Dark days followed. At first only a prisoner, his cruel master now made him into a galley-slave. He put a chain round his foot, and condemned him to the servitude of the car and cord. So drag your weight, work your pulley, haul in your little car, poor outcast! Who has not seen the monstrous spectacle—one of God’s creatures, created to fly free in the realms of air, coming and going on a toy platform, a ring about its leg? Who has not seen the unhappy captive, to win meat and drink, drawing up by little laborious jerks the water-jar and car, its eye gleaming with pitiful longing, gaining its subsistence by a never-ending useless martyrdom? Only he who has seen the cruel sight knows to what lengths the cruelty of bad men can go.
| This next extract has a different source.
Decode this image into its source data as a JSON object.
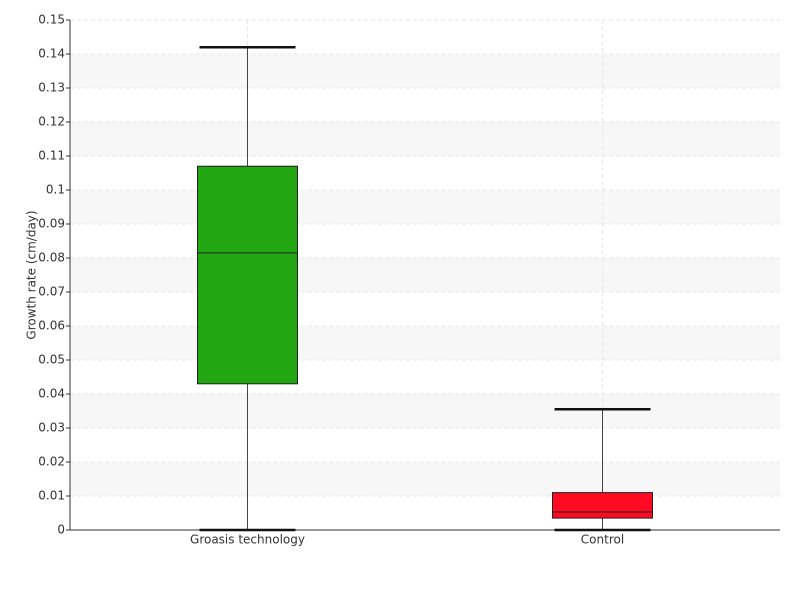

This was the fate of the poor goldfinch.

The man had given him a cage to imitate a Swiss châlet, in front of which was a little terrace. On the terrace was fixed a post, with a pulley attached worked by a thread. This thread the captive had to pull in with his beak, little by little, till the little drinking-bucket hooked to the other end rose to the level of the platform; then putting his foot on the cord, he had to hold it in place and so drink a drop, bitter as a tear, hurriedly and fearfully, lest the thread should slip from under his claw and suddenly let the bucket run down again.

More often than not the bucket upset in its descent, and then he had to go without water for the rest of the day.

A second thread made it possible for him to haul to the edge of the platform a miniature car running on an inclined plane outside the cage; this held his bird-seed. What a struggle it was to drag it up! At each snap of the beak the car would ascend, but oh! so slowly. By successive jerks, never tiring, never stopping, with straining neck, working with the adroitness of a galley-slave, and clapping his foot on the cord after each pull, he had to drag up the accursed car, which would sometimes elude him and dash down the incline again, spilling the seed and mocking all his laborious efforts!

A hundred times a day he was forced to begin the horrid task again.

Many a time the goldfinch resolved to give in and die of hunger; but hunger is a terrible thing, and no sooner did its pangs begin to pinch his little stomach than he would seize the cord afresh and pull for dear life.

X

So passed the hours for the once happy bridegroom. Never a chirp now, never a flirt of the tail! Disconsolate and draggled, every feather of his little body betraying the misery of his broken life, he seemed an embodiment of the bitter protest of the winged creation against the cruelty of man.

A feeble ray of sunshine used to flicker on the garret walls towards midday; he would watch for it, and when it came at last, shooting a slender pencil of gold, in which the dust-motes danced athwart the gloom of his prison-house, it was like a brief instant of recovered freedom; for a moment he forgot his chain, his car, his slavery, and away he flew in fancy to the great orchards that showed their black masses of shadow on the horizon. Alas! the sunbeam slid along the wall and disappeared, and the appalling reality came home to him again.